No matter which option we select, there are three common requirements: Output Unit, file format, and the variables of interest. Due to the slight differences in country coding systems between these datasets, merging and ensuring data quality would previously have required manual identification and adjustments to identifier (or identification) variables. With Demscore, this tedious process is streamlined into a few simple steps.
All datasets in Demscore use different identifiers, such as country and year, to organize the data. Depending on our data preference, we can choose different Output Units (i.e. formats). In this example, we are selecting QoG Country-Year, which will serve as the format that our selected variables will be matched or “translated” to and finally retrieved in. Since we are primarily interested in a QoG dataset that has the QoG Country-Year Output Unit as the unit of analysis, this is a suitable choice.
Next up we must select the file format for the download, which is available as a .rds file, compatible with R, a .dta file, compatible with Stata, and as a .CSV file. Finally, we select the variables we want to be merged into our customized dataset.

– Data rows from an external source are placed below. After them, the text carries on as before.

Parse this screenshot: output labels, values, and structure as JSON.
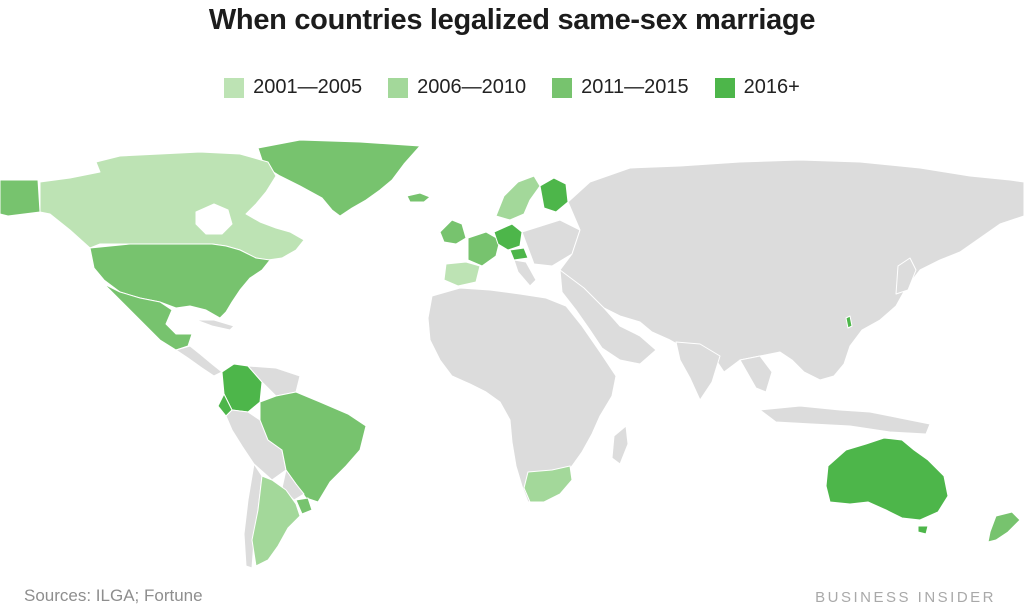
{
  "title": "When countries legalized same-sex marriage",
  "legend": [
    {
      "label": "2001—2005",
      "color": "#bde3b4"
    },
    {
      "label": "2006—2010",
      "color": "#a3d89a"
    },
    {
      "label": "2011—2015",
      "color": "#77c36e"
    },
    {
      "label": "2016+",
      "color": "#4db64a"
    }
  ],
  "colors": {
    "ocean": "#ffffff",
    "land": "#dcdcdc",
    "border": "#ffffff"
  },
  "source": "Sources: ILGA; Fortune",
  "credit": "BUSINESS INSIDER"
}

If you need inspiration for your variable selection, you can either browse the partnering projects’ codebooks containing all their variables or our thematic datasets that group variables across all sources into topics.
For this example, we have selected the Corruption Perception Index from the Quality of Government Dataset, and the Child tax allowance and Income-tested child benefit from the COMPLAB dataset. Now we can go ahead and press "Generate Dataset."
After generating the dataset, we will receive a unique download ID for future reproducibility of our study. This download ID can be shared with supervisors, co-authors, or anyone interested. They will be able to retrieve the same data without needing to replicate any code. And, just in case you haven't realized its significance yet – you will never again have to submit any data-cleaning script or do-file along with your project. All that is required for replication is the download ID, which works seamlessly across all versions.
We then click 'Download' to receive a .zip folder with our customized dataset, a tailored codebook with information about our selected variables, and the Demscore Methodology containing an in-depth explanation of how the merging process works. Voilà! You can now start your analysis without further ado.
In the realm of data analysis, we have all encountered the challenges of searching for suitable variables, merging datasets, and navigating the potential pitfalls inherent in these processes. Not only is it a tiring process, but it runs the risk of altering the original research design and impacting the validity of the study. We hope that the presented example, albeit simple, highlights one of the contributions of Demscore so that for future projects you might use the features provided here, allowing you to focus more time on your analyses and less on the intricacies of finding and merging datasets.